Out of all the bread recipes I have made so far this dough has been my favorite to work with, it is a dream! It was very silky and smooth and rolled out beautifully. Mine weren’t perfectly circular, but I like to think that it gave them a little character ;). It was neat to watch the pita puff up in the oven, but then slowly deflate into soft pillow to eat. I don’t own a pizza stone, so I baked mine on an inverted cookie sheet. These were definitely so much better than the store bought version and whenever I have the time I will be making these at home. I may even take the ones in my freezer and make some homemade pita chips, oh the possibilities!
Yield: 8 pitas
What you’ll need:
3 cups flour, plus 1/2-3/4 cup more as needed
1 ½ tsp. salt
1 tbsp. sugar or honey
1 packet instant yeast
1 ¼ to 1 ½ cups water, roughly at room temperature
2 tbsp. olive oil, vegetable oil, butter or shortening
What you’ll do:
Mix the yeast in with the flour, salt, and sugar. Add the olive oil and 1 ¼ cup water and stir together with a wooden spoon. All of the ingredients should form a ball. If some of the flour will not stick to the ball, add more water. Once all of the ingredients form a ball, place the ball on a work surface, and knead the dough for approximately 10 minutes. If you are using an electric mixer, mix it at low speed for 10 minutes. I used my mixer since I have pathetic muscles!
As the dough is mixing, continue to add flour, a tablespoon or two at a time, until the dough clears the sides of the bowl and is tacky but not sticky. (I had to add a significant amount of flour, so don’t be afraid to keep adding more until you reach the right consistency.) When you are done kneading the dough, place it in a bowl that has been lightly coated with oil. Form a ball out of the dough and place it into the bowl, rolling the dough around so that it has a light coat of oil on all sides.
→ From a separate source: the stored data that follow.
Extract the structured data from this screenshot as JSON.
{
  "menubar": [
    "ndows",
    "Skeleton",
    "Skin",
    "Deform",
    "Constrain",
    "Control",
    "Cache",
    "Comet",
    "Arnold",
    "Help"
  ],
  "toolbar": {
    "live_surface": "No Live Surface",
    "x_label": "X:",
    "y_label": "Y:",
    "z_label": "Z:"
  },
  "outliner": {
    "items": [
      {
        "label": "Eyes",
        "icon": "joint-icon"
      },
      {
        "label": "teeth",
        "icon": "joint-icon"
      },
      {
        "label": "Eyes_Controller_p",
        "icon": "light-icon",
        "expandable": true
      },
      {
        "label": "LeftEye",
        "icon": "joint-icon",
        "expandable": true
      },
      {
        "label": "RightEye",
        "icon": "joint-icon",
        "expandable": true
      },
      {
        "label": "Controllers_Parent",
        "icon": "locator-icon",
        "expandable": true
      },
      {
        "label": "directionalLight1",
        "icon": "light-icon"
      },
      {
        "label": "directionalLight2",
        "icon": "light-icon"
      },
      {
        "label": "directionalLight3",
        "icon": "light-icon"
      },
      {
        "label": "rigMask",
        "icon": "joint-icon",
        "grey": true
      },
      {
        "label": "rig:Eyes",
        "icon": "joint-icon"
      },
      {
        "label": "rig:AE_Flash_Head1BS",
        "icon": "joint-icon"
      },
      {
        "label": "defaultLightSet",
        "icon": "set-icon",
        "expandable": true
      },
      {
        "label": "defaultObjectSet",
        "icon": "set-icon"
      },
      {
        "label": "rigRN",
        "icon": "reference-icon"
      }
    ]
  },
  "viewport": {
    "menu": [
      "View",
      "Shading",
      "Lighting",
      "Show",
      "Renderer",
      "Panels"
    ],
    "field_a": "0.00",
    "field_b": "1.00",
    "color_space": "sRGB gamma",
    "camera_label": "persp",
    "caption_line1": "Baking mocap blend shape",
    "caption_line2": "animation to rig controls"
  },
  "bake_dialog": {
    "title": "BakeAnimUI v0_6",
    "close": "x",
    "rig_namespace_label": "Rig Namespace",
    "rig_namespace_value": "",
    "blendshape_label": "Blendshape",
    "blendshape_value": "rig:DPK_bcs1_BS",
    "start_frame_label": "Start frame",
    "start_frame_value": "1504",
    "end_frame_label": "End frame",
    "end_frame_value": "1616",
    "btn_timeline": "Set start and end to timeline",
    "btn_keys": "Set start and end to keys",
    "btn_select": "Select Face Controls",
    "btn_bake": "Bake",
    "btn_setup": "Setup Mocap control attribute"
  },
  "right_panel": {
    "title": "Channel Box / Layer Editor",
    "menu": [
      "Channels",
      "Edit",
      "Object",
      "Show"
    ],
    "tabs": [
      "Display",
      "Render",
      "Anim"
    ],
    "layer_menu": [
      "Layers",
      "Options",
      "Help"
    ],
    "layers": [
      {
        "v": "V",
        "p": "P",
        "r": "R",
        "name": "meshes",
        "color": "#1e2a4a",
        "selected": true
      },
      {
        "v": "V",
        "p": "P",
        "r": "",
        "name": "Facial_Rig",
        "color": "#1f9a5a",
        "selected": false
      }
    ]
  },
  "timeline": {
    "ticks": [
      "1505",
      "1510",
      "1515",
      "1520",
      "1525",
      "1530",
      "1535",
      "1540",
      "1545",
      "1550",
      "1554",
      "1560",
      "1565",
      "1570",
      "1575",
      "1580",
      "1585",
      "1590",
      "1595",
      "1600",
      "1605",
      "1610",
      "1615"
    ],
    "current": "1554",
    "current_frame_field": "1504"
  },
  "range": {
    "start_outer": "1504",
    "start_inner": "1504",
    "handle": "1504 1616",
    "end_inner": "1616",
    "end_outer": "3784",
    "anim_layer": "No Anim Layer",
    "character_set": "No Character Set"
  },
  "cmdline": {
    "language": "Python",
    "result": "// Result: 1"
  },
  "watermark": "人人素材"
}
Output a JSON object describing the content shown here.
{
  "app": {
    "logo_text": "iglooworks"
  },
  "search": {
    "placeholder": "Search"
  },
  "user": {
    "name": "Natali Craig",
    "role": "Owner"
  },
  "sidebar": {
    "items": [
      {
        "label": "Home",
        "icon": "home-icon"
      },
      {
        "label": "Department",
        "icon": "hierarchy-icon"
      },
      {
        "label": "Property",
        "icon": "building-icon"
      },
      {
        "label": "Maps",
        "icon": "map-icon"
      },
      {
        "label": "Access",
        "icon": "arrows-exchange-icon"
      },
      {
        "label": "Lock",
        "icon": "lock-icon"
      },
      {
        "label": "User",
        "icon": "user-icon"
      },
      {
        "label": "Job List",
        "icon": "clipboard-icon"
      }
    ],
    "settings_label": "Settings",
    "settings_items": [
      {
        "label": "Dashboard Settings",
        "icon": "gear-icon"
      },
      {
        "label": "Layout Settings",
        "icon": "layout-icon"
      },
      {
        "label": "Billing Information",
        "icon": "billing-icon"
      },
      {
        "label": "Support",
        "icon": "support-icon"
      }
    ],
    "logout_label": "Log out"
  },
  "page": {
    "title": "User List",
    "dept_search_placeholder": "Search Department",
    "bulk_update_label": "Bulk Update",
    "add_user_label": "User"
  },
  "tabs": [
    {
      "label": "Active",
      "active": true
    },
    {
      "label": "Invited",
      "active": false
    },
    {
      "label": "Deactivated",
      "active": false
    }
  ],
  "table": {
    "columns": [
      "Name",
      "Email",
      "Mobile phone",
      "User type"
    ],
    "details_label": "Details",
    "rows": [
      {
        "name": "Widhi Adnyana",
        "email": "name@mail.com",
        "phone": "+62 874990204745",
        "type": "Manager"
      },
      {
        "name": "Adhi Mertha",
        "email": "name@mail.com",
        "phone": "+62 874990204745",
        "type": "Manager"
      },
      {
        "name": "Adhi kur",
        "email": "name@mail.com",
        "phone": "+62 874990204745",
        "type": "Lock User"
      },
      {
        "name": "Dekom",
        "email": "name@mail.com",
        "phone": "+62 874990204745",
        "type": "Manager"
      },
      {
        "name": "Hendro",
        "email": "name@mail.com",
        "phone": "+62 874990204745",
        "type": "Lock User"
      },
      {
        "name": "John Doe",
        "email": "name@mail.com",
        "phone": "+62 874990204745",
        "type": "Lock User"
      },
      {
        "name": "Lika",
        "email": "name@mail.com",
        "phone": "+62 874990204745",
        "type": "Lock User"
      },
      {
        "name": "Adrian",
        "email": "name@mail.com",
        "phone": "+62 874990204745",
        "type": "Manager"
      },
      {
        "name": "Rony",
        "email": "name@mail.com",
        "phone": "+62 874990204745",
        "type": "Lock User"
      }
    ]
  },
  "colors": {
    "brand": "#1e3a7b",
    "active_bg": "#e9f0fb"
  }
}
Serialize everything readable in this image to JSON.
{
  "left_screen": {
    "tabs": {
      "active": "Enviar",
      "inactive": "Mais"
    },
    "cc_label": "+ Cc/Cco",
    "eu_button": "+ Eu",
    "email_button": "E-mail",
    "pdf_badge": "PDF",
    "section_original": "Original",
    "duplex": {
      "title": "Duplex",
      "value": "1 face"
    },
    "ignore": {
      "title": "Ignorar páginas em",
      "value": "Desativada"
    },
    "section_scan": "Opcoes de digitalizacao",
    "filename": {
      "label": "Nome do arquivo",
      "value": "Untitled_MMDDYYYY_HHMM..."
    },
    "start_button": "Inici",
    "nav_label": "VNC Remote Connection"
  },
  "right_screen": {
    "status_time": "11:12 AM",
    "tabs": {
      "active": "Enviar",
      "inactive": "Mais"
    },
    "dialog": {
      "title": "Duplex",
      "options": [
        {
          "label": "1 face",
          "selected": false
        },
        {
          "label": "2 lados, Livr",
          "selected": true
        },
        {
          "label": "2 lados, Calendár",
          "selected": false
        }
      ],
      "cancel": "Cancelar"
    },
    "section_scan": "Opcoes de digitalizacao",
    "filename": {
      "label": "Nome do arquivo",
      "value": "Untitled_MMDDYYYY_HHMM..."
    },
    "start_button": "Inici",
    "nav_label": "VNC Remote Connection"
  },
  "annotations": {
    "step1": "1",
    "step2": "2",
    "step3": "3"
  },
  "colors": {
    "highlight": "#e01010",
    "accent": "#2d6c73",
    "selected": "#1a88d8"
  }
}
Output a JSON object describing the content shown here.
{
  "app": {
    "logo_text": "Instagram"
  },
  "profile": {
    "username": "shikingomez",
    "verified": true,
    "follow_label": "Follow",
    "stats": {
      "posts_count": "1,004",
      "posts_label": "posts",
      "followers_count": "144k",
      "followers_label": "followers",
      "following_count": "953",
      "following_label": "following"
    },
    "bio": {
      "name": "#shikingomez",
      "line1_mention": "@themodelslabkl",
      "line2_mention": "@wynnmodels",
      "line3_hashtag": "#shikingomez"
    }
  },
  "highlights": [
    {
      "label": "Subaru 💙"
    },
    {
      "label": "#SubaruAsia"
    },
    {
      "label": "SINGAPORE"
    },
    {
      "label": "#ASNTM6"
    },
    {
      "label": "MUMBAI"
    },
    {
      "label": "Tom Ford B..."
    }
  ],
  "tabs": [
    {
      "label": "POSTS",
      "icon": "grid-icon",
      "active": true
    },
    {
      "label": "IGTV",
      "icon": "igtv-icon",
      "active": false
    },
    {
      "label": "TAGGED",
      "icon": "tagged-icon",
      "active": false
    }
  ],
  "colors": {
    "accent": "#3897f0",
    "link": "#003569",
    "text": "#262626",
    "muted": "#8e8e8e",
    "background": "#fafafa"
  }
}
Cover the bowl with plastic wrap or a damp towel and set aside to rise until it has doubled in size, approximately 90 minutes. When it has doubled in size, punch the dough down to release some of the trapped gases and divide it into 8 equal pieces. Roll each piece into a ball, cover the balls with a damp kitchen towel, and let them rest for 20 minutes. This step will allow the dough to relax so that it will be easier to shape so don’t skip it.
While the dough is resting, preheat the oven to 450°. If you have a baking stone, put it in the oven to preheat as well. If you do not have a baking stone, turn a cookie sheet upside down and place it on the middle rack of the oven while it is preheating. This will be the surface on which you bake your pitas. After the dough has relaxed for 20 minutes, spread a light coating of flour on a work surface and place one of the balls of dough there. Sprinkle a little bit of flour on top of the dough and use a rolling pin or your hands to stretch and flatten the dough. You should be able to roll it out to between ¼ – 1/8” thick – 6 inches in diameter
Place discs on a lightly greased baking sheet or parchment paper and let rise, uncovered, until barely doubled in thickness, about 30-45 minutes. Open the oven and place as many pitas as you can fit on the hot baking surface, I fit 3 at a time. They should be baked through and puffy after 3 minutes. If you want your pitas to be crispy and brown you can bake them for an additional 3 to 5 minutes, but it isn’t necessary.